Each row represents a single trial of the experiment that Albert completed. The type of display shown on each trial is indicated by the “strength” of the target in either the upper or lower region of the display. Albert’s response time on each trial is given in the “rt” column and is measured in seconds. Finally, Albert’s responses are all correct, so he get’s a “1” in the “correct” column for every row.

Summarizing the data: Mean RT

We have seen that Albert doesn’t always produce the same RT to the same type of display on every trial. What we are really concerned with is the general trend—how quickly does Albert tend to respond to different types of displays? This tendency is a measure of how efficiently Albert can process displays of each type.

A common way to measure central tendency is in terms of the mean or “average”. We can get Albert’s mean RT to each trial type using some R code:

small_data %>%
    group_by(upper_strength, lower_strength) %>%
    summarize(mean_rt = mean(rt))

## `summarise()` has grouped output by 'upper_strength'. You can override using
## the `.groups` argument.

Perhaps more revealing would be to make a plot of Albert’s mean RT to each trial. To do this, we will put one factor (upper_strength) on the horizontal axis and use the other factor (lower_strength) to choose the color of each point. The height of each point is Albert’s mean RT in each condition:

small_data %>%
    ggplot(aes(x = upper_strength, color = lower_strength, y = rt)) +
    stat_summary(fun.data = mean_se)

You probably noticed the bars around each point—those are “error bars” and represent our uncertainty regarding how well we have estimated Albert’s mean RT in each condition from the limited sample that we have. The error bars extend one ``standard error’’ away from the estimated mean, both above and below. You can see that they are pretty wide!

One way to make them smaller—that is, to get a better estimate of Albert’s mean RT in each condition—is to collect more data. That means making Albert do more trials of the experiment. Fortunately, since Albert is not real, we can simulate some more data from him so that instead of 5 trials for each type of display, he now does 100 trials. Let’s see what that same plot looks like with more data. I also added some lines to connect some of the points to make it easier to see some important trends.

full_data %>%
    ggplot(aes(x = upper_strength, color = lower_strength, y = rt)) +
    stat_summary(aes(group = interaction(lower_strength, lower_strength == "N", upper_strength == "N")), fun = mean, geom = "line") +
    stat_summary(fun.data = mean_se)

Plots like this, where we show mean RT as a function of the different “strengths” of the two factors, are the first and most important method for addressing the two questions posed by SFT. In a bit, we will see how these kinds of plots help us distinguish between serial and parallel processing. For now, let’s focus on what we can see from this plot:

Within each level of upper strength, Albert’s RT got faster as the strength of the lower region increased.
Within each level of lower strength, Albert’s RT got faster as the strength of the upper region increased. Together with the previous point, these results tell us that the more stronger targets there are, the faster Albert will respond.
Albert was fastest when both the upper and lower regions contained an obvious target, i.e., the “HH” condition.
Albert was a little slower when one of the regions contained a high strength target, but the other contained a low strength one (conditions “HL” and “LH”), compared to the HH condition.
Albert was even slower to respond in the LL condition, compared to the LH and HL conditions. This, plus the previous two points, indicate that increasing the strength of even just one target from L to H makes a big difference to Albert’s speed. But as long as there is at least one high-strength target (HL or LH), increasing the strength of the other one (to HH) doesn’t speed him up that much.
Curiously, Albert was faster when there was just one high strength target in the upper region (HN) compared to two low strength targets (LL). This suggests that Albert might be overall faster to process the upper region than the lower region.

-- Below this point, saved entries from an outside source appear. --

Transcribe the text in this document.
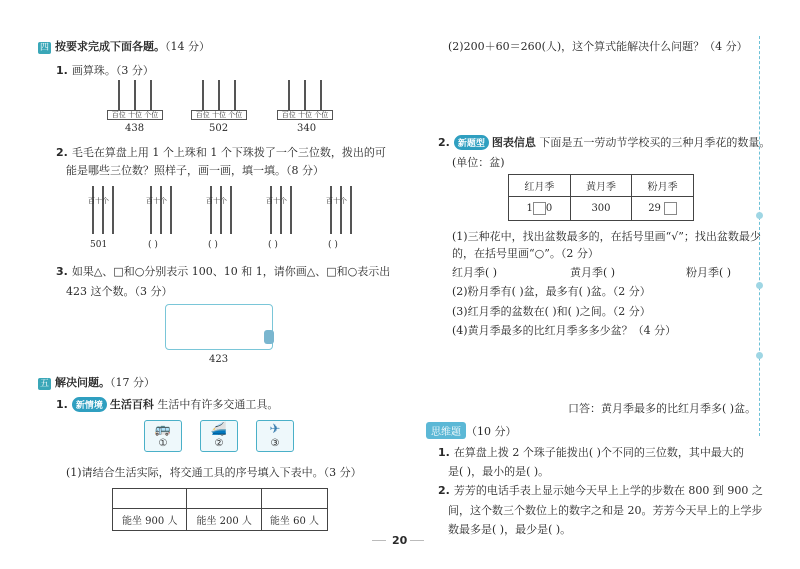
四 按要求完成下面各题。（14 分）
1. 画算珠。（3 分）
百位 十位 个位
438
百位 十位 个位
502
百位 十位 个位
340
2. 毛毛在算盘上用 1 个上珠和 1 个下珠拨了一个三位数，拨出的可
能是哪些三位数？照样子，画一画，填一填。（8 分）
百十个
501
百十个
( )
百十个
( )
百十个
( )
百十个
( )
3. 如果△、□和○分别表示 100、10 和 1，请你画△、□和○表示出
423 这个数。（3 分）
423
五 解决问题。（17 分）
1. 新情境 生活百科 生活中有许多交通工具。
🚌
①
🚄
②
✈
③
(1)请结合生活实际，将交通工具的序号填入下表中。（3 分）

能坐 900 人	能坐 200 人	能坐 60 人
20
(2)200＋60＝260(人)，这个算式能解决什么问题？（4 分）
2. 新题型 图表信息 下面是五一劳动节学校买的三种月季花的数量。
(单位：盆)
红月季	黄月季	粉月季
1 0	300	29
(1)三种花中，找出盆数最多的，在括号里画“√”；找出盆数最少
的，在括号里画“○”。（2 分）
红月季( )	黄月季( )	粉月季( )
(2)粉月季有( )盆，最多有( )盆。（2 分）
(3)红月季的盆数在( )和( )之间。（2 分）
(4)黄月季最多的比红月季多多少盆？（4 分）
口答：黄月季最多的比红月季多( )盆。
思维题 （10 分）
1. 在算盘上拨 2 个珠子能拨出( )个不同的三位数，其中最大的
是( )，最小的是( )。
2. 芳芳的电话手表上显示她今天早上上学的步数在 800 到 900 之
间，这个数三个数位上的数字之和是 20。芳芳今天早上的上学步
数最多是( )，最少是( )。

These results give a good summary of how efficiently Albert can process elements in the two regions of the display, where efficiency is indicated by faster mean response times. How can we use this information to help us figure out whether Albert processes the two regions in serial or parallel fashion? Or whether he can deal with two targets as efficiently as one?

Comparing response times reveals processing architecture

We refer to serial and parallel processing as two different information processing architectures. But whether someone processes two (or more) things in serial or parallel fashion is not the only thing we need to think about. We also need to think about whether a person has to finish processing each factor before they can respond. For example, in the visual search task Albert was doing, he only needed to respond when he saw anything unusual in the display. In principle, then, as soon as he saw even one target, he could respond. This kind of architecture is called self-terminating because Albert can choose for himself when to terminate processing and commit to a decision. In contrast, there may be situations which require that someone process both factors fully before then can respond; in those situations, we say that a person employs an exhaustive architecture. An example of such a situation might be the phone purchasing scenario above; you would not want to base your decision on just one factor, but would want to process both of them before committing to a decision. Of course, just because you might want to do something one way, or if there is a “right” way to do a task, it doesn’t mean that people will actually do it that way!

To summarize, an information processing architecture is defined not just by whether it is serial or parallel, but also by whether the decision rule is self-terminating or exhaustive:

Decision rule	Serial	Parallel
Self-terminating	Serial self-terminating	Parallel self-terminating
Exhaustive	Serial exhaustive	Parallel exhaustive